So France is facing neither Alain Finkielkraut’s threatened Kristallnacht nor the “new Judaeophobia” denounced by Pierre-André Taguieff (21), but is confronted with the rising tide of social violence diagnosed by Théo Klein. Its breeding grounds are the miserable ghettoes of the unemployed, where entire sections of French youth, especially those of immigrant origin, vegetate without hope for the future. Racism and anti-semitism, especially its violent expression, must be fought there as in the rest of French society. But the problem must also be tackled at its roots, which is why it is important to have an alliance between traditional democratic forces, alternative-world activists and the autonomous movements of the young in disadvantaged suburbs.

The other article that is a must-read is titled “The online politics of Alain Soral”, written by Evelyne Pieiller. Soral is described in the subhead as ‘Leftwing on labour but rightwing values’. It starts off:

Visitors to Alain Soral’s Egalité et Réconciliation (Equality and Reconciliation, E & R) website see pictures of Hugo Chávez, Che Guevara, Muammar Gaddafi, Patrice Lumumba, Thomas Sankara, Mahmoud Ahmadinejad, Fidel Castro and Vladimir Putin on the left of the masthead.

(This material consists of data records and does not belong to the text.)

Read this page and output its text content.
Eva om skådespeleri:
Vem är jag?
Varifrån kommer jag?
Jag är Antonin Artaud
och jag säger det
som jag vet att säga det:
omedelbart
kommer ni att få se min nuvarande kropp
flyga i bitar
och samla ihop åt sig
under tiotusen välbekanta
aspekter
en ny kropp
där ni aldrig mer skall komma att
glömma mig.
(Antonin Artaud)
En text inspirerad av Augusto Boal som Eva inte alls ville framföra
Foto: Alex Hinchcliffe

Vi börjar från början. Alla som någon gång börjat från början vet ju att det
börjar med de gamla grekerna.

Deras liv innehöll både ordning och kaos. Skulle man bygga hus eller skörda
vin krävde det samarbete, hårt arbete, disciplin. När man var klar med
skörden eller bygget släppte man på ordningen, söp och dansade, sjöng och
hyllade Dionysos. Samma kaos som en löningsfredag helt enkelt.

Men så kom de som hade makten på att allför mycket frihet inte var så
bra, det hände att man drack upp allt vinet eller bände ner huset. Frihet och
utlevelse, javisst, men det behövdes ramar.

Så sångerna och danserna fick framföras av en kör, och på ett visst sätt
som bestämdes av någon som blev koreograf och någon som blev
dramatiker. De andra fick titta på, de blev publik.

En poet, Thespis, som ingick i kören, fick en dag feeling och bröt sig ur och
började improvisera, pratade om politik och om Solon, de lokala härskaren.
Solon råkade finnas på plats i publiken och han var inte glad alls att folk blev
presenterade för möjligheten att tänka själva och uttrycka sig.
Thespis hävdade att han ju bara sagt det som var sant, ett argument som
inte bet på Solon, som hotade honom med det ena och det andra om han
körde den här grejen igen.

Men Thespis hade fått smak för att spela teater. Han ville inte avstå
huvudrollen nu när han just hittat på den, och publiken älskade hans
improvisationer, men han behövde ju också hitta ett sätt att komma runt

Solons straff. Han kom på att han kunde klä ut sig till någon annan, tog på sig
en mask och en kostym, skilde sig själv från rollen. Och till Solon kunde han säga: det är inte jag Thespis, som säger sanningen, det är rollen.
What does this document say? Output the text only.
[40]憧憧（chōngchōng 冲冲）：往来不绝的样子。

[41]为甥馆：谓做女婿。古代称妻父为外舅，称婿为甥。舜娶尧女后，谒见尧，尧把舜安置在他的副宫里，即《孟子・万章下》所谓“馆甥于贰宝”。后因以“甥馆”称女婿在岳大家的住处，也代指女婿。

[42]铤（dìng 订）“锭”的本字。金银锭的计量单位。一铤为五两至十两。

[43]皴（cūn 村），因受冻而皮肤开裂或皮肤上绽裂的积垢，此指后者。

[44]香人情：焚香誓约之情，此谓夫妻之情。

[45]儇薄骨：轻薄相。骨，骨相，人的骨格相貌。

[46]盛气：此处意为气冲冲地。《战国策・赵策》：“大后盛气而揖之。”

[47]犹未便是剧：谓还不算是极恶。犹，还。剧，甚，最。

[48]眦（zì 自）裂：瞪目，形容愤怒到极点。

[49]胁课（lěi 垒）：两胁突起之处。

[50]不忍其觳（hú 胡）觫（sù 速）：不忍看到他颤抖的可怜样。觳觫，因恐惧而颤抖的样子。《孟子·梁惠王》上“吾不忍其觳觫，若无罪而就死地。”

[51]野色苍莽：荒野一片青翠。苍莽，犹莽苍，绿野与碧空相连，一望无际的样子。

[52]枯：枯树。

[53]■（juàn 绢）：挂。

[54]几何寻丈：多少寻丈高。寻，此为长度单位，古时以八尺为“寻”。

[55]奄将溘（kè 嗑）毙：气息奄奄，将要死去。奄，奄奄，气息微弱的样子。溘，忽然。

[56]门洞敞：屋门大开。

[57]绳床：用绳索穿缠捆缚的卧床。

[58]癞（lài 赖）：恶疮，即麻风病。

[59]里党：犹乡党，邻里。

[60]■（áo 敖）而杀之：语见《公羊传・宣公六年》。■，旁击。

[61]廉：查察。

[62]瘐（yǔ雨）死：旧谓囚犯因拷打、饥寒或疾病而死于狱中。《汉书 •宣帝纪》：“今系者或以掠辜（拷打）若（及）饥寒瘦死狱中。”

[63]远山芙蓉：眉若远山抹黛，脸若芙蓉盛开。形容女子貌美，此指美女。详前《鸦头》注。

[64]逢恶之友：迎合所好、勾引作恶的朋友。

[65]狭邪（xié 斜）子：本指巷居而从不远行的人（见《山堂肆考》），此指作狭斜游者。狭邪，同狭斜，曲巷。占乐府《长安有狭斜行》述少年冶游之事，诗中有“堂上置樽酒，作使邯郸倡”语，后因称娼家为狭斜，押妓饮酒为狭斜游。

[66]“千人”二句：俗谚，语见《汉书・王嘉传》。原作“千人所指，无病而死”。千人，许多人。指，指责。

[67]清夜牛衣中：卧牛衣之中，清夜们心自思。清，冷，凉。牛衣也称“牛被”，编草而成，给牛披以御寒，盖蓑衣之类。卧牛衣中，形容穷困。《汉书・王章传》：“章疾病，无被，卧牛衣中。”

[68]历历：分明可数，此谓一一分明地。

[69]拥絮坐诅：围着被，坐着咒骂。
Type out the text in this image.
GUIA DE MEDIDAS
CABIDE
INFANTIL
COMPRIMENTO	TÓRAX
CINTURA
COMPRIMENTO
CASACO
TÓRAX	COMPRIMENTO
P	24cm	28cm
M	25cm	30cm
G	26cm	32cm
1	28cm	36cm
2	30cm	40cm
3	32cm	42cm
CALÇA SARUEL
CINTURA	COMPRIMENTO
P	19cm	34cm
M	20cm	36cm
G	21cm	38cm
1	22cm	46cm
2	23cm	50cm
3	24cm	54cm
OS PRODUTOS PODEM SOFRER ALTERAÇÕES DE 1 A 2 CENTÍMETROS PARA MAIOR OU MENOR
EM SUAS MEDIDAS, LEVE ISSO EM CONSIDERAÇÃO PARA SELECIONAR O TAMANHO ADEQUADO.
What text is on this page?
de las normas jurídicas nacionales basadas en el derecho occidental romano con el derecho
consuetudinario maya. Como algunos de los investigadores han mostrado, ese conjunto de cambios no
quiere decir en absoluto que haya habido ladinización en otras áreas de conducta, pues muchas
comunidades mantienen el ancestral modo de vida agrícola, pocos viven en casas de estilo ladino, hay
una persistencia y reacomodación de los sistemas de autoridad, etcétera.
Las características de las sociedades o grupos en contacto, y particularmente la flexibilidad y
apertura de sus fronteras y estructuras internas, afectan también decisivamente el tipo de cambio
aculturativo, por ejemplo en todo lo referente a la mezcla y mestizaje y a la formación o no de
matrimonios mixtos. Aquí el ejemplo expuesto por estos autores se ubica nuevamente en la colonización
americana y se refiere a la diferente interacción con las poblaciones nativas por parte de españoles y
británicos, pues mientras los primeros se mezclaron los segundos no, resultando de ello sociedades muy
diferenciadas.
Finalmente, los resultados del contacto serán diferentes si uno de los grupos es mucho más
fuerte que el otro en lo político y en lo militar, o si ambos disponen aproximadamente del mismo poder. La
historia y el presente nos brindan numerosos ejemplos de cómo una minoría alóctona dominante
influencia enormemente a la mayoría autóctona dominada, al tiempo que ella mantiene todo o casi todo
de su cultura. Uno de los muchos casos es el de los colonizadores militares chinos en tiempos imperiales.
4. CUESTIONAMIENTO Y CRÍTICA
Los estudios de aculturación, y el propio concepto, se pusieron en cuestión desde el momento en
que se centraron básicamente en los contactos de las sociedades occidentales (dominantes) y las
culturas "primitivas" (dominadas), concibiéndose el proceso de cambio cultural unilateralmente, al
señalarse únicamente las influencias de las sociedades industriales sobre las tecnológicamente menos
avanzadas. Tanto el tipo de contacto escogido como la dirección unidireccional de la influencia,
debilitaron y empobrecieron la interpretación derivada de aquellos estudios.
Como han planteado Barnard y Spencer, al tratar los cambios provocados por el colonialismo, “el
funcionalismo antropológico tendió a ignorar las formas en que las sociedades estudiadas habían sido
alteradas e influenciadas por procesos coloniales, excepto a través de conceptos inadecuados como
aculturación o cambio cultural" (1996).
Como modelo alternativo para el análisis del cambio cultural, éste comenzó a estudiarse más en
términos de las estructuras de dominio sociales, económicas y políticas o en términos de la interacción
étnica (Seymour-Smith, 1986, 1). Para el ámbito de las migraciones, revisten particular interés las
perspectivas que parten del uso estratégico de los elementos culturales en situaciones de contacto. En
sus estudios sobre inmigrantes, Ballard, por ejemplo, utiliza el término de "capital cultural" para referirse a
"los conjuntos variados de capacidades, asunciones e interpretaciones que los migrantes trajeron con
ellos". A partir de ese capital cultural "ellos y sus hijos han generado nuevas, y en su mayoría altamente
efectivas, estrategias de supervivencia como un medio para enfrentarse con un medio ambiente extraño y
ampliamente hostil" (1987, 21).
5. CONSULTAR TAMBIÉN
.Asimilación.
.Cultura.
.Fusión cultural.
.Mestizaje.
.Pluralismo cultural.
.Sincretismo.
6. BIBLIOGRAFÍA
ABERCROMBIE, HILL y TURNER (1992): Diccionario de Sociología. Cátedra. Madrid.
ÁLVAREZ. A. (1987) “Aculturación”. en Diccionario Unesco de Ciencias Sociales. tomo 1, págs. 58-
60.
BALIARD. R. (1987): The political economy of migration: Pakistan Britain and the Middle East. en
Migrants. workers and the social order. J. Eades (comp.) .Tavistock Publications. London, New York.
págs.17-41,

Joan of Arc and Soral are on the right. The site, with its motto “leftwing on labour, but rightwing values”, is France’s 269th most popular, a few places behind the TV magazine Télérama.

The juxtaposition of Guevara and Putin, of Chávez and rightwing values is a sign of the confused political times. The big questions are, who stands for what and what does it mean to be on the right or left?

Screen shot 2014-08-18 at 3.06.17 PMAlain Soral website

That, of course, is consistent with the developing trend in Europe that unites Putin with Le Pen’s party in France, Jobbik in Hungary, and the Golden Dawn in Greece. All these groups are united in the belief that the EU is designed to ruin the working and middle classes, as well as a call for “traditional values” on homosexuality and the precious bodily fluids of the Nation, as General Jack D. Ripper put it in “Doctor Strangelove”.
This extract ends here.